Во многом трансформация психики воспринимающего означает то, что применительно к античной трагедии и называют катарсисом, предусматривающим переживание душевного возбуждения и его успокоительное разрешение. Однако, очевидно, что катарсис характерен уже для очистительных дионисийских культов, в которых очищение значило освящение или прикосновение к сакральному, божественному как следствию освобождения от агрессивных и разрушительных инстинктов. В. Иванов расшифровывает сакральный характер ритуального катарсиса:
Что же подлежало удалению из души служителя патетических культов путем очистительных действий, как его miasma? От чего должен был он очищаться? От присутствия в нем хтонической, хотя бы и благодатной, силы. Ее носитель не мог жить на свете солнечном, ни общаться со светлыми богами. Только когда круг его мистических претерпений замыкался очищением, восстановлялась связь его с государственным союзом отечества и с небесным городом олимпийских божеств. Уподобление богу хтоническому (mimesis pathus), соединение с ним (syngenesthai toi daimonioi), — приятие его в себя (enthusiasmos) — вот содержание культового «пафоса», священного претерпения божественных «страстей». Результат — полнота благодатного действия — «очищение», «катарсис»175.

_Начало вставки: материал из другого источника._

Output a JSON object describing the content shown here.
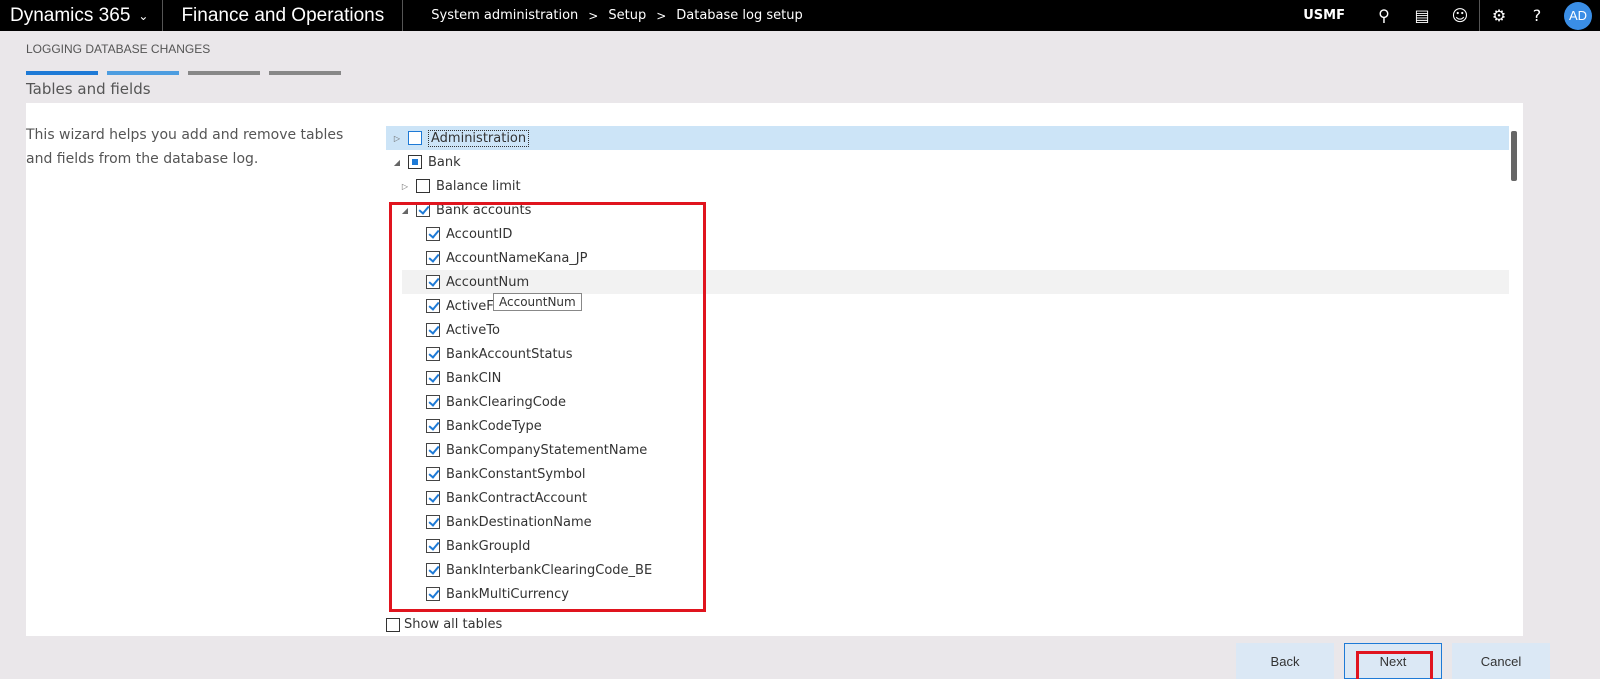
{
  "topbar": {
    "app_name": "Dynamics 365",
    "module": "Finance and Operations",
    "breadcrumb": [
      "System administration",
      "Setup",
      "Database log setup"
    ],
    "company": "USMF",
    "avatar_initials": "AD",
    "icons": [
      "search-icon",
      "message-icon",
      "smiley-icon",
      "gear-icon",
      "help-icon"
    ]
  },
  "wizard": {
    "caption": "LOGGING DATABASE CHANGES",
    "subtitle": "Tables and fields",
    "help_text": "This wizard helps you add and remove tables and fields from the database log."
  },
  "tree": {
    "rows": [
      {
        "label": "Administration",
        "expander": "collapsed",
        "check": "empty-blue"
      },
      {
        "label": "Bank",
        "expander": "expanded",
        "check": "partial"
      },
      {
        "label": "Balance limit",
        "expander": "collapsed",
        "check": "empty"
      },
      {
        "label": "Bank accounts",
        "expander": "expanded",
        "check": "checked"
      },
      {
        "label": "AccountID",
        "check": "checked"
      },
      {
        "label": "AccountNameKana_JP",
        "check": "checked"
      },
      {
        "label": "AccountNum",
        "check": "checked"
      },
      {
        "label": "ActiveFrom",
        "check": "checked"
      },
      {
        "label": "ActiveTo",
        "check": "checked"
      },
      {
        "label": "BankAccountStatus",
        "check": "checked"
      },
      {
        "label": "BankCIN",
        "check": "checked"
      },
      {
        "label": "BankClearingCode",
        "check": "checked"
      },
      {
        "label": "BankCodeType",
        "check": "checked"
      },
      {
        "label": "BankCompanyStatementName",
        "check": "checked"
      },
      {
        "label": "BankConstantSymbol",
        "check": "checked"
      },
      {
        "label": "BankContractAccount",
        "check": "checked"
      },
      {
        "label": "BankDestinationName",
        "check": "checked"
      },
      {
        "label": "BankGroupId",
        "check": "checked"
      },
      {
        "label": "BankInterbankClearingCode_BE",
        "check": "checked"
      },
      {
        "label": "BankMultiCurrency",
        "check": "checked"
      }
    ],
    "tooltip": "AccountNum",
    "show_all_label": "Show all tables"
  },
  "footer": {
    "back_label": "Back",
    "next_label": "Next",
    "cancel_label": "Cancel"
  },
  "colors": {
    "accent": "#1e7ad6",
    "highlight": "#e0141e",
    "selected_row": "#cce4f7"
  }
}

Расшифровывая смысл катарсиса, В. Иванов обращает внимание на платоновское понимание экстаза как приобщения к богу и как одержимости божественным.
Нельзя не отметить, что в античном мире трагедия возникает в эпоху перехода, в частности, перехода от архаического, религиозного устройства к устройству государственному и правовому. То, что раньше достигалось с помощью ритуала, сейчас, т. е. в секуляризированном обществе, происходит на основе закона. Секуляризированное общество отказывается от жертвоприношения как символического и ритуального способа достижения социального равновесия и стабильности. Однако чтобы социальный порядок утвердить заново, необходимы новые средства, а они должны пройти длительный этап становления. Пока же общество находится в ситуации перехода, жертвоприношение в его ритуальных формах оказывается малоэффективным. Трагедия рождается в момент кризиса ритуала как способа достижения порядка. Поэтому эстетическими средствами она пытается добиться того же, чего добивались с помощью ритуала как внехудожественного феномена. Р. Жирар справедливо замечает, что драма протагонистов оказывается лишь вершиной айсберга. Как и в случае с ритуалом, в трагедии на карту поставлена судьба всей общины176. Как и в архаические времена, в эпоху расцвета античной трагедии общество оказывается в ситуации вспышки взаимного насилия. Поскольку это так, то в данном случае не обойтись без фармака, смерть которого способна преодолеть угрожающее выживанию общины взаимное насилие. На этот раз жертвоприношение осуществляется в эстетической сфере. Тем не менее, эта последняя осуществляет функции ритуала.
Вместо того чтобы замещать изначальное коллективное насилие храмом и алтарем, на котором будет совершаться реальное убиение жертвы, люди устроили театр и сцену, на которой судьба этой «катармы», разыгранная актером, очистит зрителей от их страстей, вызовет новый катарсис — индивидуальный и коллективный, и тоже спасительный для общины177.
Собственно, перешедшая от ритуала к трагедии закономерность восприятия и воздействия в большей или меньшей степени оказывается реальной для зрелищ в их художественной форме на всем протяжении их истории, что свидетельствует о их функционировании не только как эстетического явления, но и как социального института, действующего по принципу компенсации, а потому и эффективного для выживания культур и цивилизаций.